An increasing number of institutional investors and asset managers are now urging that multinationals should embrace responsible tax conduct and tax transparency as a core element of their ‘ESG’ credentials. This includes the world’s largest sovereign wealth fund, seven of Denmark’s biggest pension funds , the UK’s default auto enrolment pension scheme, the US’s largest public pension fund and many others. Investors are also increasingly viewing corporation tax avoidance as a ‘red flag’ for an overly aggressive attitude to compliance in general and poor corporate governance. Tax transparency has even recently been the subject of an increasing number of investor resolutions (witness the Annual General Meetings of Amazon, Cisco and Microsoft in 2022).

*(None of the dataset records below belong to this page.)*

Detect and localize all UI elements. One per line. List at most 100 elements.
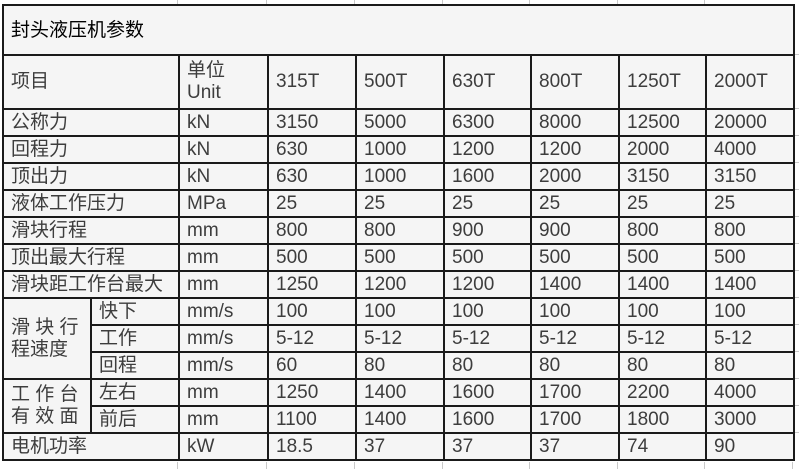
column-header-model: 800T	[530, 54, 620, 110]
value-cell: 500	[355, 243, 445, 272]
value-cell: 500	[618, 243, 707, 272]
row-group-label-slider-speed: 滑 块 行 程速度	[2, 297, 92, 380]
value-cell: 5-12	[618, 324, 707, 353]
value-cell: 100	[267, 297, 357, 326]
column-header-item: 项目	[2, 54, 180, 110]
gridline	[795, 405, 799, 406]
table-row-max-ejection-stroke: 顶出最大行程 mm 500 500 500 500 500 500	[2, 243, 796, 272]
value-cell: 100	[530, 297, 620, 326]
value-cell: 1200	[355, 270, 445, 299]
table-row-worktable-fb: 前后 mm 1100 1400 1600 1700 1800 3000	[3, 405, 796, 434]
value-cell: 500	[267, 243, 357, 272]
value-cell: 80	[355, 351, 445, 380]
row-label: 顶出力	[2, 162, 180, 191]
value-cell: 2000	[530, 162, 620, 191]
value-cell: 5000	[355, 108, 445, 137]
gridline	[795, 432, 799, 433]
gridline	[617, 0, 618, 4]
gridline	[266, 462, 267, 469]
table-row-speed-working: 工作 mm/s 5-12 5-12 5-12 5-12 5-12 5-12	[3, 324, 796, 353]
value-cell: 25	[530, 189, 620, 218]
value-cell: 500	[530, 243, 620, 272]
value-cell: 1250	[267, 270, 357, 299]
value-cell: 25	[618, 189, 707, 218]
value-cell: 1600	[443, 378, 532, 407]
column-header-model: 1250T	[618, 54, 707, 110]
table-row-speed-return: 回程 mm/s 60 80 80 80 80 80	[3, 351, 796, 380]
value-cell: 3150	[704, 162, 796, 191]
value-cell: 1000	[355, 162, 445, 191]
row-label: 滑块行程	[2, 216, 180, 245]
unit-cell: mm	[178, 405, 269, 434]
gridline	[177, 462, 178, 469]
value-cell: 60	[267, 351, 357, 380]
value-cell: 500	[704, 243, 796, 272]
value-cell: 5-12	[530, 324, 620, 353]
unit-cell: mm	[178, 216, 269, 245]
value-cell: 3150	[618, 162, 707, 191]
value-cell: 100	[355, 297, 445, 326]
value-cell: 630	[267, 162, 357, 191]
value-cell: 100	[704, 297, 796, 326]
value-cell: 100	[618, 297, 707, 326]
value-cell: 5-12	[443, 324, 532, 353]
value-cell: 3000	[704, 405, 796, 434]
value-cell: 4000	[704, 378, 796, 407]
row-label: 液体工作压力	[2, 189, 180, 218]
gridline	[442, 462, 443, 469]
value-cell: 1000	[355, 135, 445, 164]
value-cell: 25	[443, 189, 532, 218]
value-cell: 2200	[618, 378, 707, 407]
value-cell: 20000	[704, 108, 796, 137]
column-header-model: 2000T	[704, 54, 796, 110]
unit-cell: mm	[178, 378, 269, 407]
value-cell: 1600	[443, 405, 532, 434]
column-header-unit: 单位 Unit	[178, 54, 269, 110]
value-cell: 1100	[267, 405, 357, 434]
value-cell: 2000	[618, 135, 707, 164]
value-cell: 4000	[704, 135, 796, 164]
row-sublabel: 回程	[90, 351, 180, 380]
value-cell: 900	[530, 216, 620, 245]
value-cell: 5-12	[355, 324, 445, 353]
gridline	[795, 189, 799, 190]
value-cell: 25	[267, 189, 357, 218]
value-cell: 8000	[530, 108, 620, 137]
value-cell: 80	[530, 351, 620, 380]
gridline	[529, 0, 530, 4]
value-cell: 12500	[618, 108, 707, 137]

Corporate tax conduct is without doubt increasingly a mainstream material consideration of investors, and this will inevitably increase further still as tax rules are tightened across much of the world.

6) You will be well placed to get ahead of the curve of new legislation

Corporate tax rules are undergoing radical change across much of the world. Arguably, the race to the bottom is over. The question now is: how enlightened can corporate tax regulation become, and which countries will take the lead? Numerous governments (including Germany, Japan, South Korea, Switzerland and the UK) are now well on the way with implementing the OECD’s BEPS 2.0 Inclusive Framework proposals, including the introduction of a global minimum tax for business. Requirements for more corporate tax transparency are also slowly but surely grinding forward, with increasing legal requirements emerging across many parts of the globe. Across the European Union, public country-by-country reporting (pCbCR) will soon be mandatory for large multinationals with significant operations there. In April 2023, draft pCbCR legislation was published in Australia. This would, in the words of International Tax Review, usher in a “new era of tax transparency”.

Businesses that are Fair Tax Mark accredited are well placed to transition painlessly to a world where a step change in tax transparency is a mandatory requirement.

7) You will join a growing network of pioneers that are shaping a fairer and more productive future

Across the globe, close to 40% of multinational profits (US$970bn) are artificially shifted to tax havens each year, leading to a US$250bn reduction in corporate income tax revenue. Corporation tax is an important part of the tax contribution business makes in many parts the world. But, corporation tax has an importance way beyond the revenue it raises. In particular, it helps prevent the undue concentration of wealth and acts as an important backstop to personal income tax. Aggressive tax avoidance and evasion negatively distorts national economies and undermines the ability of businesses to compete fairly, both domestically and internationally. Tax evading corporate ‘cheats’ enjoy a potentially large implicit subsidy that allows them to stay in business despite low productivity. Productivity gaps between firms that comply with existing taxes and regulations and those which do not are significant, and these large gaps can translate into depressed economy-wide productivity and growth.

Fair Tax Mark businesses are proud to pay their fair share of tax and care about what they receive in return. Be that access to quality infrastructure, or a healthy and well educated workforce.